Lately, I have been doodling this stylized bird in my journal - I have no idea where it came from, but it's so welcome.
This pendant I made for myself, I needed it as an amulet and a reminder.
Of something I see in the birds, that I am working on embodying.
Of those fragile bodies, small tender lives, and the way they seem to trust life so simply and gracefully. The way they take to the sky, riding the currents. Wild and crazy and joyous, past fear and thought.
Daring to SOAR.
It's something I am learning to teach myself, the fact that I can soar. That I have the ability to do it, but also, the most difficult part for me, that I do deserve it. That I am worthy of soaring and experiencing the thrill of life.
To not be afraid of freedom - freedom of being myself.
To trust the wind will support me.
To trust.
This new bird pendant is similar in some ways, and different in others.
It is still a celebration and a prayer of gratitude to the birds.
Because these little feathered things never fail to come to the rescue when I fall down. When the darkness looms on me. When I struggle to function.
"I pray to the birds because they remind me of what I love rather than what I fear. And at the end of my prayers, they teach me how to listen." (Terry Tempest Williams)
This little one carries a word as well, even if now it’s carved with a tiny point on the body surface, along with some small decorative patterns. It was very important to me, someway, that the word is handwritten rather than stamped. A message to a future self, a love note to their new keeper.
It’s carved with a 0.3mm point, which is something really small. That’s my index finger, for size reference.
Often during the carving I thought to myself…why, oh why do I always put myself into such situations? Hah.
But it was so essential to me that the bird was small, small enough to wear it always.
That the lines on it were almost a ghost of a line. Something about feathery light. Something special about the fact that you have to pay attention in order to see them.
Why the chubby sparrows…
Lately I have been able to overcome some of my fears and eat a little more - and some of the foods I was afraid of (pizza!!).

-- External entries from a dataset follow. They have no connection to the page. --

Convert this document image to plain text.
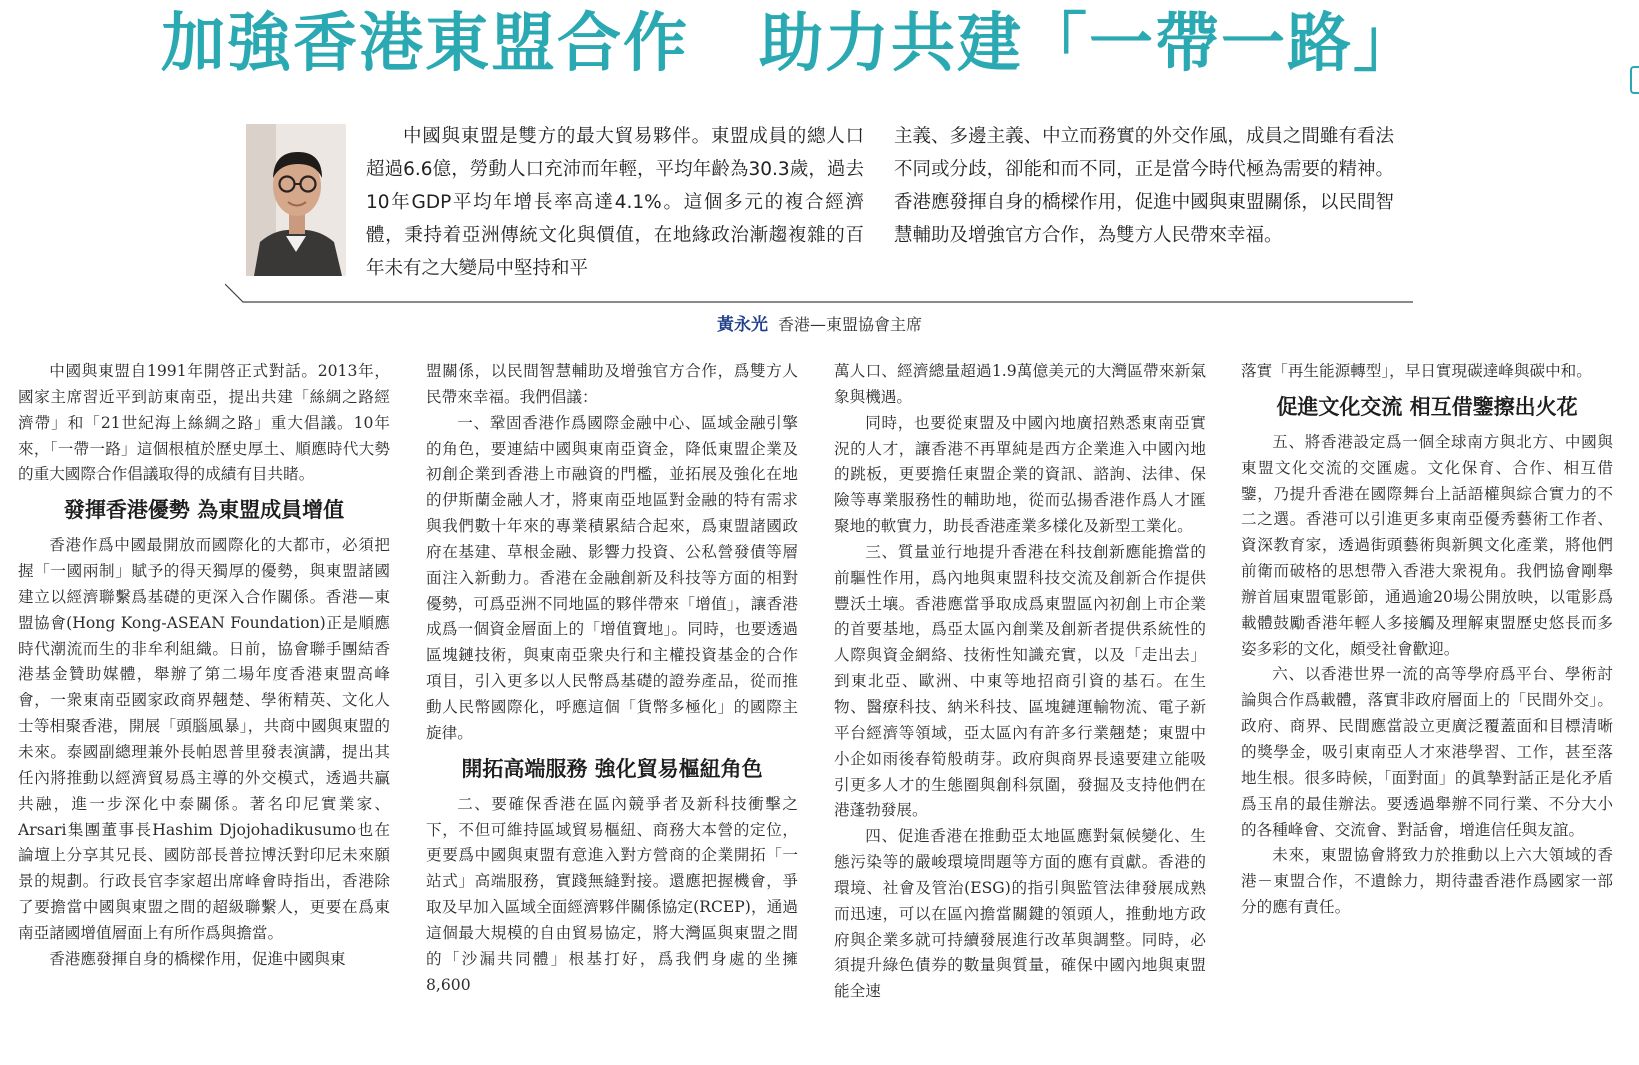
加強香港東盟合作 助力共建「一帶一路」
中國與東盟是雙方的最大貿易夥伴。東盟成員的總人口超過6.6億，勞動人口充沛而年輕，平均年齡為30.3歲，過去10年GDP平均年增長率高達4.1%。這個多元的複合經濟體，秉持着亞洲傳統文化與價值，在地緣政治漸趨複雜的百年未有之大變局中堅持和平
主義、多邊主義、中立而務實的外交作風，成員之間雖有看法不同或分歧，卻能和而不同，正是當今時代極為需要的精神。香港應發揮自身的橋樑作用，促進中國與東盟關係，以民間智慧輔助及增強官方合作，為雙方人民帶來幸福。
黃永光 香港—東盟協會主席

中國與東盟自1991年開啓正式對話。2013年，國家主席習近平到訪東南亞，提出共建「絲綢之路經濟帶」和「21世紀海上絲綢之路」重大倡議。10年來，「一帶一路」這個根植於歷史厚土、順應時代大勢的重大國際合作倡議取得的成績有目共睹。

發揮香港優勢 為東盟成員增值

香港作爲中國最開放而國際化的大都市，必須把握「一國兩制」賦予的得天獨厚的優勢，與東盟諸國建立以經濟聯繫爲基礎的更深入合作關係。香港—東盟協會(Hong Kong-ASEAN Foundation)正是順應時代潮流而生的非牟利組織。日前，協會聯手團結香港基金贊助媒體，舉辦了第二場年度香港東盟高峰會，一衆東南亞國家政商界翹楚、學術精英、文化人士等相聚香港，開展「頭腦風暴」，共商中國與東盟的未來。泰國副總理兼外長帕恩普里發表演講，提出其任內將推動以經濟貿易爲主導的外交模式，透過共贏共融，進一步深化中泰關係。著名印尼實業家、Arsari集團董事長Hashim Djojohadikusumo也在論壇上分享其兄長、國防部長普拉博沃對印尼未來願景的規劃。行政長官李家超出席峰會時指出，香港除了要擔當中國與東盟之間的超級聯繫人，更要在爲東南亞諸國增值層面上有所作爲與擔當。

香港應發揮自身的橋樑作用，促進中國與東

盟關係，以民間智慧輔助及增強官方合作，爲雙方人民帶來幸福。我們倡議：

一、鞏固香港作爲國際金融中心、區域金融引擎的角色，要連結中國與東南亞資金，降低東盟企業及初創企業到香港上市融資的門檻，並拓展及強化在地的伊斯蘭金融人才，將東南亞地區對金融的特有需求與我們數十年來的專業積累結合起來，爲東盟諸國政府在基建、草根金融、影響力投資、公私營發債等層面注入新動力。香港在金融創新及科技等方面的相對優勢，可爲亞洲不同地區的夥伴帶來「增值」，讓香港成爲一個資金層面上的「增值寶地」。同時，也要透過區塊鏈技術，與東南亞衆央行和主權投資基金的合作項目，引入更多以人民幣爲基礎的證券產品，從而推動人民幣國際化，呼應這個「貨幣多極化」的國際主旋律。

開拓高端服務 強化貿易樞紐角色

二、要確保香港在區內競爭者及新科技衝擊之下，不但可維持區域貿易樞紐、商務大本營的定位，更要爲中國與東盟有意進入對方營商的企業開拓「一站式」高端服務，實踐無縫對接。還應把握機會，爭取及早加入區域全面經濟夥伴關係協定(RCEP)，通過這個最大規模的自由貿易協定，將大灣區與東盟之間的「沙漏共同體」根基打好，爲我們身處的坐擁8,600

萬人口、經濟總量超過1.9萬億美元的大灣區帶來新氣象與機遇。

同時，也要從東盟及中國內地廣招熟悉東南亞實況的人才，讓香港不再單純是西方企業進入中國內地的跳板，更要擔任東盟企業的資訊、諮詢、法律、保險等專業服務性的輔助地，從而弘揚香港作爲人才匯聚地的軟實力，助長香港產業多樣化及新型工業化。

三、質量並行地提升香港在科技創新應能擔當的前驅性作用，爲內地與東盟科技交流及創新合作提供豐沃土壤。香港應當爭取成爲東盟區內初創上市企業的首要基地，爲亞太區內創業及創新者提供系統性的人際與資金網絡、技術性知識充實，以及「走出去」到東北亞、歐洲、中東等地招商引資的基石。在生物、醫療科技、納米科技、區塊鏈運輸物流、電子新平台經濟等領域，亞太區內有許多行業翹楚；東盟中小企如雨後春筍般萌芽。政府與商界長遠要建立能吸引更多人才的生態圈與創科氛圍，發掘及支持他們在港蓬勃發展。

四、促進香港在推動亞太地區應對氣候變化、生態污染等的嚴峻環境問題等方面的應有貢獻。香港的環境、社會及管治(ESG)的指引與監管法律發展成熟而迅速，可以在區內擔當關鍵的領頭人，推動地方政府與企業多就可持續發展進行改革與調整。同時，必須提升綠色債券的數量與質量，確保中國內地與東盟能全速

落實「再生能源轉型」，早日實現碳達峰與碳中和。

促進文化交流 相互借鑒擦出火花

五、將香港設定爲一個全球南方與北方、中國與東盟文化交流的交匯處。文化保育、合作、相互借鑒，乃提升香港在國際舞台上話語權與綜合實力的不二之選。香港可以引進更多東南亞優秀藝術工作者、資深教育家，透過街頭藝術與新興文化產業，將他們前衛而破格的思想帶入香港大衆視角。我們協會剛舉辦首屆東盟電影節，通過逾20場公開放映，以電影爲載體鼓勵香港年輕人多接觸及理解東盟歷史悠長而多姿多彩的文化，頗受社會歡迎。

六、以香港世界一流的高等學府爲平台、學術討論與合作爲載體，落實非政府層面上的「民間外交」。政府、商界、民間應當設立更廣泛覆蓋面和目標清晰的獎學金，吸引東南亞人才來港學習、工作，甚至落地生根。很多時候，「面對面」的眞摯對話正是化矛盾爲玉帛的最佳辦法。要透過舉辦不同行業、不分大小的各種峰會、交流會、對話會，增進信任與友誼。

未來，東盟協會將致力於推動以上六大領域的香港－東盟合作，不遺餘力，期待盡香港作爲國家一部分的應有責任。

To get past the anxiety and resistance that would catch me, I started to make fun of it, saying "I am going to eat all the things. I'm gonna be all pretty chubby!"
See, my beloved Grandma Luisa used to look at the sparrows (and small animals and kids in general) and say: "Oh, how pretty chubby they are!". She used to say it with such satisfaction. She had survived World War Two and the hunger it came with, so for her and for her generation, to be fat was a good thing.
I wanted to put some of that tenderness, joy, "pretty chubby" in it. The memory of the joyful, sweet, warm person that was my Grandma.
And then drawing happened as well - another old friend coming back for me.
It has been a long time since I sat for hours, drawing and painting just for the sake of it (and not planning a jewelry piece).
It was beautiful.
And all I wanted to do was paint more chubby sparrows with words on them, and that’s exactly what I did.
I have a few birds scheduled to be born soon, some with words asked by their new keepers, a couple with words of my choice and maybe some variations in size and details.